Read part 1
Read part 2
Read the NEA report that spurred this series
Last week I said a bunch of stuff that a bunch of people have already said about how art is always changing and needs to change, but yet still needs to honor where it came from (please know that I’m talking about what the NEA describes as art which generally includes live/non-commercial performances or exhibits. And when I say non-commercial, I mean art whose purpose is not to make money first and foremost, but art which is meant to communicate some sort of thought or idea as its main purpose). And art, I believe, is doing that. Maybe not in all areas of America, but as a whole I feel like there is more art now than in the past (then again, I haven’t been around forever, so maybe this is just my perception?) and it is pushing the envelope of its form.
So why don’t people care? What is going to get people into the theater, gallery, the museum, a festival? I have a few ideas.

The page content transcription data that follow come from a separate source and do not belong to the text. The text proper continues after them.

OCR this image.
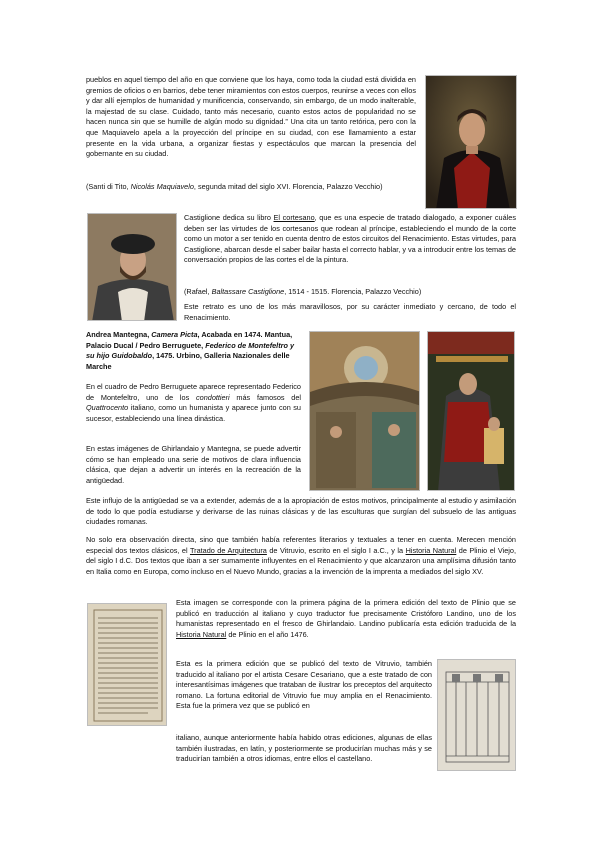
pueblos en aquel tiempo del año en que conviene que los haya, como toda la ciudad está dividida en gremios de oficios o en barrios, debe tener miramientos con estos cuerpos, reunirse a veces con ellos y dar allí ejemplos de humanidad y munificencia, conservando, sin embargo, de un modo inalterable, la majestad de su clase. Cuidado, tanto más necesario, cuanto estos actos de popularidad no se hacen nunca sin que se humille de algún modo su dignidad.” Una cita un tanto retórica, pero con la que Maquiavelo apela a la proyección del príncipe en su ciudad, con ese llamamiento a estar presente en la vida urbana, a organizar fiestas y espectáculos que marcan la presencia del gobernante en su ciudad.

(Santi di Tito, Nicolás Maquiavelo, segunda mitad del siglo XVI. Florencia, Palazzo Vecchio)

Castiglione dedica su libro El cortesano, que es una especie de tratado dialogado, a exponer cuáles deben ser las virtudes de los cortesanos que rodean al príncipe, estableciendo el mundo de la corte como un motor a ser tenido en cuenta dentro de estos circuitos del Renacimiento. Estas virtudes, para Castiglione, abarcan desde el saber bailar hasta el correcto hablar, y va a introducir entre los temas de conversación propios de las cortes el de la pintura.

(Rafael, Baltassare Castiglione, 1514 - 1515. Florencia, Palazzo Vecchio)

Este retrato es uno de los más maravillosos, por su carácter inmediato y cercano, de todo el Renacimiento.

Andrea Mantegna, Camera Picta, Acabada en 1474. Mantua, Palacio Ducal / Pedro Berruguete, Federico de Montefeltro y su hijo Guidobaldo, 1475. Urbino, Galleria Nazionales delle Marche

En el cuadro de Pedro Berruguete aparece representado Federico de Montefeltro, uno de los condottieri más famosos del Quattrocento italiano, como un humanista y aparece junto con su sucesor, estableciendo una línea dinástica.

En estas imágenes de Ghirlandaio y Mantegna, se puede advertir cómo se han empleado una serie de motivos de clara influencia clásica, que dejan a advertir un interés en la recreación de la antigüedad.

Este influjo de la antigüedad se va a extender, además de a la apropiación de estos motivos, principalmente al estudio y asimilación de todo lo que podía estudiarse y derivarse de las ruinas clásicas y de las esculturas que surgían del subsuelo de las antiguas ciudades romanas.

No solo era observación directa, sino que también había referentes literarios y textuales a tener en cuenta. Merecen mención especial dos textos clásicos, el Tratado de Arquitectura de Vitruvio, escrito en el siglo I a.C., y la Historia Natural de Plinio el Viejo, del siglo I d.C. Dos textos que iban a ser sumamente influyentes en el Renacimiento y que alcanzaron una amplísima difusión tanto en Italia como en Europa, como incluso en el Nuevo Mundo, gracias a la invención de la imprenta a mediados del siglo XV.

Esta imagen se corresponde con la primera página de la primera edición del texto de Plinio que se publicó en traducción al italiano y cuyo traductor fue precisamente Cristóforo Landino, uno de los humanistas representado en el fresco de Ghirlandaio. Landino publicaría esta edición traducida de la Historia Natural de Plinio en el año 1476.

Esta es la primera edición que se publicó del texto de Vitruvio, también traducido al italiano por el artista Cesare Cesariano, que a este tratado de con interesantísimas imágenes que trataban de ilustrar los preceptos del arquitecto romano. La fortuna editorial de Vitruvio fue muy amplia en el Renacimiento. Esta fue la primera vez que se publicó en

italiano, aunque anteriormente había habido otras ediciones, algunas de ellas también ilustradas, en latín, y posteriormente se producirían muchas más y se traducirían también a otros idiomas, entre ellos el castellano.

Content: yes, we need the classics, but we need art that speaks to where we are now. We need plays, musicals, dance, and music that discusses current topic in a way that literal prose or the news can’t. And we need to make both serious and comedic works. People need to smile at a satire of modern technology just as much as they need to cry over broken relationships (relationships they can relate to). Also, not all content can just be for the artists’ sake. I think in some situations, you have to meet the audience where they are… to be frank, you don’t want your audience to feel stupid. It’s our job as artists to educate our audience so they’re willing to go to a new place with us, but we can’t leave them in the dust. There’s nothing wrong with accessible art that your audience can relate to. Wouldn’t we rather our audience leave feeling moved than scratching their head, not knowing how to feel?

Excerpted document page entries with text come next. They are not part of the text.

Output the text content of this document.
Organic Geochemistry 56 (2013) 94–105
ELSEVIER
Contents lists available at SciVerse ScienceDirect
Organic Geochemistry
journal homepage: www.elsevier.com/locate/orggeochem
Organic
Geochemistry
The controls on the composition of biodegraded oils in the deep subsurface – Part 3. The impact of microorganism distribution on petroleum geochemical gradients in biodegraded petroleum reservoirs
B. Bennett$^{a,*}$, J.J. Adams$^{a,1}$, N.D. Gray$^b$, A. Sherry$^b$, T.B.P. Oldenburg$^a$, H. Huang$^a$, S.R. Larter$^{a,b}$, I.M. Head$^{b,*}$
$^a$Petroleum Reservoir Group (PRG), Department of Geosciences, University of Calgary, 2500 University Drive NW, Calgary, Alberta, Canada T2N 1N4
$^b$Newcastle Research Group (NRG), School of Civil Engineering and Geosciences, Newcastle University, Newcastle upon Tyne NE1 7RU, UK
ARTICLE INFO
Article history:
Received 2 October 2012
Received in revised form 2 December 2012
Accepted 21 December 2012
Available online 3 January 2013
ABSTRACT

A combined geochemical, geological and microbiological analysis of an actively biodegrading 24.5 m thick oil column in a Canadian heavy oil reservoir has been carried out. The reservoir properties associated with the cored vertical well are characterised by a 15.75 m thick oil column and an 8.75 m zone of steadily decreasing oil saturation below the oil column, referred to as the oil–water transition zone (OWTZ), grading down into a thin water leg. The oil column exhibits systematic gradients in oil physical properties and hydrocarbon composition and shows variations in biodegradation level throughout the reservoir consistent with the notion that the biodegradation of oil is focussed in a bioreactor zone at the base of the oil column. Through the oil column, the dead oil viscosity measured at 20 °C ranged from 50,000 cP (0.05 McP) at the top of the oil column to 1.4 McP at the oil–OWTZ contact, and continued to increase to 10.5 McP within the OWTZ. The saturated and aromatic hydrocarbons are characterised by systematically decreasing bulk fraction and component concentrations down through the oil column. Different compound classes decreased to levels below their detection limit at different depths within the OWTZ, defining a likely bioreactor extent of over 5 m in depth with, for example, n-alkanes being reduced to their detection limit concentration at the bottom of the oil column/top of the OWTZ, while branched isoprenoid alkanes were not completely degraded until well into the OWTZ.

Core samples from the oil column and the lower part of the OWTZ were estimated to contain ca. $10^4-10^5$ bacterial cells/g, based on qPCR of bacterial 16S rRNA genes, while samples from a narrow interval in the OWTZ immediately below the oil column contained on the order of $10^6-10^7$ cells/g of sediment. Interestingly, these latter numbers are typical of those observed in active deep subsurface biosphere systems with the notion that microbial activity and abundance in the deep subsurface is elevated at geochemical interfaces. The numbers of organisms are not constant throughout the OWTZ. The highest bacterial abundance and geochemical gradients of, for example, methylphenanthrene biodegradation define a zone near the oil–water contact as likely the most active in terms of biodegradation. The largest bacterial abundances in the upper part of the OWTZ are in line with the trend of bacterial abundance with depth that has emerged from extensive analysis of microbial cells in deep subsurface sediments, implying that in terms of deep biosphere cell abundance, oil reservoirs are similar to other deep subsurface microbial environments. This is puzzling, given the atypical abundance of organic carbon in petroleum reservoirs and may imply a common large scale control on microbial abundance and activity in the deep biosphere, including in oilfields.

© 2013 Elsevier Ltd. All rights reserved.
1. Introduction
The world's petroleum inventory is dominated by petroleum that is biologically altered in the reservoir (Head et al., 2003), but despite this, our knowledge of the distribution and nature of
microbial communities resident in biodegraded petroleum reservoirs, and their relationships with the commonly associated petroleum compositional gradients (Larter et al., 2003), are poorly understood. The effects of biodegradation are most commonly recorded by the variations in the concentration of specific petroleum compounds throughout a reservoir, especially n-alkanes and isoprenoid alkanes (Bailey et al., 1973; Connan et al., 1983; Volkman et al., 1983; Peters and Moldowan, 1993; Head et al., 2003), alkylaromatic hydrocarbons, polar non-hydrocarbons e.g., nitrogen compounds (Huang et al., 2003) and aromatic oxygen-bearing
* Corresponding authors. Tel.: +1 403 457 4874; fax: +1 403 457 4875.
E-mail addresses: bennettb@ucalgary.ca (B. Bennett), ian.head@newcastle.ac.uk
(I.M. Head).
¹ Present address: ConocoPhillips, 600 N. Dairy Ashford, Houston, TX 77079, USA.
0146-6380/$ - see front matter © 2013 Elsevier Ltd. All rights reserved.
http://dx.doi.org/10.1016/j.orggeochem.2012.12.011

There are many dance companies (and I use dance, because it’s the form I’m most familiar with) that have been doing well consistently over many ears. However, one that stands above the rest in terms of the way that it succeeds and it’s overall accessibility is the Alvin Ailey Dance Company
… and they know about community.
They’ve been reaching out to their community for years with school shows, and outreach programs in schools, bringing dance education to children that wouldn’t normally have the opportunity to even see dance, and open classes for the community. Chances are, if you’ve seen any dance, you’ve seen their world-renowned work, Revelations, (and if you haven’t, see it! On video, or the next time they come near you… it’s a must) which is like American modern dance 101. And it still speaks today. And they do it all the time, while still creating new work that speaks to modern audiences. Anyway, the point is, they are a company for the people. They desire to be in their community, and as a result, their community feels connected to them and so they have a reason to come. They’re familiar with the company, they feel like the company has already served them, so they genuinely WANT to buy tickets and watch them perform. And in the process, they create dance-lovers. Not all arts organizations are at that level where they can do so many programs, but they should find some way to interact with their community.

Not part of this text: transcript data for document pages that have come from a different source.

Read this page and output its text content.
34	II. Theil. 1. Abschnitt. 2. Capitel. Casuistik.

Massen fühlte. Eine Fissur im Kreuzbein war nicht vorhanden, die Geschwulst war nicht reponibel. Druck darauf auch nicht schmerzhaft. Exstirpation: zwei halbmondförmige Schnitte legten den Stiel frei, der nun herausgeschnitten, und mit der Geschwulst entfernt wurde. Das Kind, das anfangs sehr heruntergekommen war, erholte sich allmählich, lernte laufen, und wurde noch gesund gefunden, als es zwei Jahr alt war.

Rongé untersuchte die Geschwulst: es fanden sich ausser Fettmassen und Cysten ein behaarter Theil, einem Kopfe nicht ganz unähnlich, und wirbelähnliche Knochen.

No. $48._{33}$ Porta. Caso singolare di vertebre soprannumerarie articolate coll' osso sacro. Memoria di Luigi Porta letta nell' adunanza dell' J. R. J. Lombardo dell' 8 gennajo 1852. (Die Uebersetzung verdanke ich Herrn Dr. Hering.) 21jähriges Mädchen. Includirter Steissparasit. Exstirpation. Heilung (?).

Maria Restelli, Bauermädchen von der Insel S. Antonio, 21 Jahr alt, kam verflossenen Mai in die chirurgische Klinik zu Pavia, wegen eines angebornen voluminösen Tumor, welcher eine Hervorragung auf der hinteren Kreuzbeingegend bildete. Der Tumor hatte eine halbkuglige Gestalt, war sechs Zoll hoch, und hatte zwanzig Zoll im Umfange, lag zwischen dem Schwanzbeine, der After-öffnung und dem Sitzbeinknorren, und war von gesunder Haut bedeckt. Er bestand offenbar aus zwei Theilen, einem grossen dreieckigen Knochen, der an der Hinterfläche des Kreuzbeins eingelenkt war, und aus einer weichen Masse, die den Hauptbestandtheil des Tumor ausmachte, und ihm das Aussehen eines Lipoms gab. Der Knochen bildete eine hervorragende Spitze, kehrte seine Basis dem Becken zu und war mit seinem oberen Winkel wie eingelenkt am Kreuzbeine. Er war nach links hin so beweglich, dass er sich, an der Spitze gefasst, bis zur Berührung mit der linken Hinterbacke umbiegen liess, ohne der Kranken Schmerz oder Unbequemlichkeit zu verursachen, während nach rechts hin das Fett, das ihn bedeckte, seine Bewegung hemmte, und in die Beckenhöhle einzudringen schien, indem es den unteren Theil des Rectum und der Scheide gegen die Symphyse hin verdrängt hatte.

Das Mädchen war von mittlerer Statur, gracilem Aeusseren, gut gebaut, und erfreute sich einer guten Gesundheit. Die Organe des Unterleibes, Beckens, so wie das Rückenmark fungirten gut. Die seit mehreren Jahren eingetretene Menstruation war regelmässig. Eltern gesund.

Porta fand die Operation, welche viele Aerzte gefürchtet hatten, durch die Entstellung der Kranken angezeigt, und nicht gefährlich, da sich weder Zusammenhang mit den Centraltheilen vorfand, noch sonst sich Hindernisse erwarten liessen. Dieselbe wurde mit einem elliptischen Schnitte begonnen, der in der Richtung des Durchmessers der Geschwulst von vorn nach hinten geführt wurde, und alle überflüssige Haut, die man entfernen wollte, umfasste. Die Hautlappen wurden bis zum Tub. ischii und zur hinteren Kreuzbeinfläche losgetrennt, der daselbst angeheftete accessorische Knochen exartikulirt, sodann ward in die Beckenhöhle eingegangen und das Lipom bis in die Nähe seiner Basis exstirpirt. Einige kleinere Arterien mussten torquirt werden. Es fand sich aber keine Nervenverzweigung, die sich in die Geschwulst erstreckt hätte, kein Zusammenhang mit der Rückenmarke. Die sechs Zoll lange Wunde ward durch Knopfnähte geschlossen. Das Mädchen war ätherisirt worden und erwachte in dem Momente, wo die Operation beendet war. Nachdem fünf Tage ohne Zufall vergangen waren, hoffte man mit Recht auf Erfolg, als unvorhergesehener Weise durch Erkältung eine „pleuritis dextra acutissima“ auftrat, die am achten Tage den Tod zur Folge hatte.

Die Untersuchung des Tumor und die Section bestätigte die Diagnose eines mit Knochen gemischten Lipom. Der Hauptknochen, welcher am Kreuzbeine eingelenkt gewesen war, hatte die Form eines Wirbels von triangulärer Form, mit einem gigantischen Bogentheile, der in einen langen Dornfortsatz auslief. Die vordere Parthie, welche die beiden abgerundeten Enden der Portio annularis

Consider the internet. People get attached to complete strangers who they find intriguing by reading their blog or following them or Twitter or facebook. Just the act of interacting with said person’s information makes them feel closer to that person. Like they understand. Like they’re a “real-life” friend (not just a facebook friend)… People WANT interaction. And artists should be interacting with their future audiences… in schools, on the internet via tweet blog or facebook, at community events, with churches, with charities. The more ways you connect with the community, the more ways the community can connect to you. It’s time-consuming (but not always cash-consuming…). But it’s imperative.
Cash: Many times that American interact with art, particularly any type of live performance, end up spending a lot of money for one show. I don’t think this is wrong. Artists are hard working and I believe they’re vital to society (that will be discussed in another post), and their pay should reflect that. We’re not exactly curing diseases, but many times we’re inspiring people to continue to live. So elevated ticket prices should account for the fact that you have to actually pay the artists (don’t worry, most aren’t getting six figures… hello, starving artist? It’s a cliché for a reason). But you have to give people a reason to pay what you’re charging. And you have to give people opportunities to pay less to see the same. Open rehearsals so audiences can see what live performers are working on. Performing or displaying work at benefits where most of the ticket price goes to a charity. Student discounts. Senior discounts. Professional discounts (so one starving artist can see another’s art without, well, starving). And honestly, the lower you can make prices, the more likely you’ll pull people in, for today, and for the future.
Those are some of my ideas. Got any to share?